Crude has closed lower every day with dire economic news overshadowing armed conflict in the oil-rich Middle East, a dispute that has shut off or disrupted natural gas supplies to more than a dozen European nations, and diminished crude exports from the Organization of Petroleum Exporting Countries, which accounts for about 40 percent of global supply.

The unemployment report bolsters how the worst recession in decades has taken hold of the U.S. economy. At the same time, crude oil continues to flood the market with traders storing oil at sea in hopes that it can be sold later should prices rise.

Oil analyst Peter Schork notes in his daily report how weak the economy has become, especially in the auto and steel industries.

The Detroit Three automakers have announced extended holiday shutdowns. Chrysler has said it is closing all 30 of its North American manufacturing plants for four weeks because of slumping sales; Ford will shut 10 North American assembly plants for an extra week in January, and General Motors will temporarily close 20 factories — many for the entire month of January — to cut vehicle production.

Meanwhile, U.S. Steel is idling plants in Granite City, Ill., Keewatin, Minn., and its Great Lakes Works near Detroit.

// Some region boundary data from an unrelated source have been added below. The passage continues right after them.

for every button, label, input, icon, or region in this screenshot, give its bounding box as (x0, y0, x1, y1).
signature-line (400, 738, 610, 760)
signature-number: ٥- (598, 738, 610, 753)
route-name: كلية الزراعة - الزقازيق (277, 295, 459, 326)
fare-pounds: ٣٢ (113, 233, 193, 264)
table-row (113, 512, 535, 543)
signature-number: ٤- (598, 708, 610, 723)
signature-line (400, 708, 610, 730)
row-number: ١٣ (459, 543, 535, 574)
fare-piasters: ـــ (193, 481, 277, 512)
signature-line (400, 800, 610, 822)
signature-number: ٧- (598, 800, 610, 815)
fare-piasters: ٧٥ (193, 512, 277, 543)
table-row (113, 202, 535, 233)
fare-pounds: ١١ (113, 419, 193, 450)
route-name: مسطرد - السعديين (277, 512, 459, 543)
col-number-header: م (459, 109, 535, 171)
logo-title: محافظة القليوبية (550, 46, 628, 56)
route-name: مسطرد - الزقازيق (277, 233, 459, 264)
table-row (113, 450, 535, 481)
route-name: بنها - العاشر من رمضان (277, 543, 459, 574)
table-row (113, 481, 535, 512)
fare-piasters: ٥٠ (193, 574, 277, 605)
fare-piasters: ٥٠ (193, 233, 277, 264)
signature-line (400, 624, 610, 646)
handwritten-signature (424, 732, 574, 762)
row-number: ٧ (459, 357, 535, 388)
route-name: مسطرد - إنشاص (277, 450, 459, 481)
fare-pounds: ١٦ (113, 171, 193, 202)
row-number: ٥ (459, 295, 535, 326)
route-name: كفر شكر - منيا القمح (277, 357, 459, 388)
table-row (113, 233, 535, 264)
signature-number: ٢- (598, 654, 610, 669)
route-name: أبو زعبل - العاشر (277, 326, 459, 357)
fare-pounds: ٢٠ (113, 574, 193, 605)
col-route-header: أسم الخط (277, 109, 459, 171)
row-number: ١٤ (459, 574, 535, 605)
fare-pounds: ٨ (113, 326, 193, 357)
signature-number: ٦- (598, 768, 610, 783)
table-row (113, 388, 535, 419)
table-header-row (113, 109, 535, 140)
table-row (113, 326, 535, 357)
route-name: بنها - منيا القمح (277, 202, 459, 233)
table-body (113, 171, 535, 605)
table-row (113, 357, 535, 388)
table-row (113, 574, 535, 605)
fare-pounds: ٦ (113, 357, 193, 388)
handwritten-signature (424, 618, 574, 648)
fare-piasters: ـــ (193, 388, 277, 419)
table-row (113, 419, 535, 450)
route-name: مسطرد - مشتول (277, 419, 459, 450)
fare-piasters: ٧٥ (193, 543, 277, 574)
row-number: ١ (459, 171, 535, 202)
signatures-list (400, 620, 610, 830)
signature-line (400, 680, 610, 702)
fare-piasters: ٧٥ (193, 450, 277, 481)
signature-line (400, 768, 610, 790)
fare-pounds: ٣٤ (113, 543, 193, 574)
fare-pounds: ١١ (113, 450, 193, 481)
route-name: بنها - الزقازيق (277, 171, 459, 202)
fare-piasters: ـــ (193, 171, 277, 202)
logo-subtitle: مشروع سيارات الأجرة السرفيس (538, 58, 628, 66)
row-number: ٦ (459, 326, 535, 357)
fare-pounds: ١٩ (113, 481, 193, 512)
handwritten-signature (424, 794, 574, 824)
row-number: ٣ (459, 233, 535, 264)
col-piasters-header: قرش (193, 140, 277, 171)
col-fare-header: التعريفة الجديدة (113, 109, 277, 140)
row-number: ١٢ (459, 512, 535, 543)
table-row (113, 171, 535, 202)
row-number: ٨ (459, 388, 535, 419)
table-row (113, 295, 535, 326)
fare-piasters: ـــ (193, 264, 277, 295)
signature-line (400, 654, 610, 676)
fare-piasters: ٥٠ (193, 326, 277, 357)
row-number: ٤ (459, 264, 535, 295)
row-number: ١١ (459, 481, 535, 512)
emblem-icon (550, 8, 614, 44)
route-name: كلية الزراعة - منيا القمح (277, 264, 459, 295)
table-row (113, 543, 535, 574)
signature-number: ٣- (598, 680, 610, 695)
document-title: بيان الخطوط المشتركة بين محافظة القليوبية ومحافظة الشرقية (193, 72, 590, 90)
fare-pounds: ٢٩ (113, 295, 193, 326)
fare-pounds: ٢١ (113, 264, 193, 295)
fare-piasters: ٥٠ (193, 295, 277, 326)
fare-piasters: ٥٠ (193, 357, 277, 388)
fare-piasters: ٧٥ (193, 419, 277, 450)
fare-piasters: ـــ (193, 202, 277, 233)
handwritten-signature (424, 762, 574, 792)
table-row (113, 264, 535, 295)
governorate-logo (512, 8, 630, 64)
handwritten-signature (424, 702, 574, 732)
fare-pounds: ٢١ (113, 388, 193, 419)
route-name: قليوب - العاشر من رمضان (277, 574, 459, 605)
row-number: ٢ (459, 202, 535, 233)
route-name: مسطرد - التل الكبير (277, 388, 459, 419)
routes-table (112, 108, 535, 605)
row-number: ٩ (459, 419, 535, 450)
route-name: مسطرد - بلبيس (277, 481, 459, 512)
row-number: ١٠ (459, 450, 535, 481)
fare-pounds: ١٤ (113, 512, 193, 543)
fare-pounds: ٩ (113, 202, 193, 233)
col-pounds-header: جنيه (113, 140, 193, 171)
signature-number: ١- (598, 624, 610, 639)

"These two anecdotes from the auto and steel industries tell us all we need to know about how dicey the current economic situation is," he wrote.

On Friday, KB Home, one of the nation's largest homebuilders, reported that lower housing revenue drove sales down 56 percent to $919 million in the fourth quarter from $2.07 billion in the 2007 fourth quarter. Homes delivered totaled 3,192 in the quarter, less than half the 8,132 delivered a year earlier as foreclosures mounted and mortgage lending dried up.

On Thursday, president-elect Barack Obama said the recession could "linger for years" unless Congress pumps unprecedented sums from Washington into the economy.

"This all supports the demand deterioration argument we've been talking about for months," said Jim Ritterbusch, president of Ritterbusch and Associated.

"In hindsight this pop from $35 to $50 was a normal market correction within a bear market," said Ritterbusch, who looks for prices to head back down toward last month's lows in the next few days.

Oil prices at one point Tuesday reached $50.47, the highest price since Dec. 1, before the continuing raft of lousy economic news took hold.

First, it the National Association of Realtors reporting that pending home sales fell to the lowest level on record in November. Then the government reported that orders to factories fell for a record fourth straight month in November.

On Wednesday, prices fell 12 percent after the Energy Information Administration said that crude oil inventories rose 6.7 million barrels, well above the 1.5 million-barrel build expected by analysts, followed by Friday's unemployment news.

Rising U.S. inventories show just how badly demand for energy has eroded.

Despite the decline in crude, prices at the pump continued to inch up, climbing 2 cents overnight to $1.782 a gallon after bottoming at $1.61 a gallon Dec. 30, according to auto club AAA, Oil Price Information Service and Wright Express. Prices now a dime higher than a month ago, but still $1.318 below prices a year ago today.

Ritterbusch said gasoline prices have followed crude higher, but he looks for those prices to come down now that oil is moving lower.

In other Nymex trading, gasoline futures slipped just over a penny to fetch $1.0767 a gallon. Heating oil fell about 7 cents, selling at $1.45 a gallon while natural gas for February delivery lost 12.7 cents at $5.456 per 1,000 cubic feet.

In London, February Brent crude fell $1.47 to $43.20 a barrel on the ICE Futures exchange.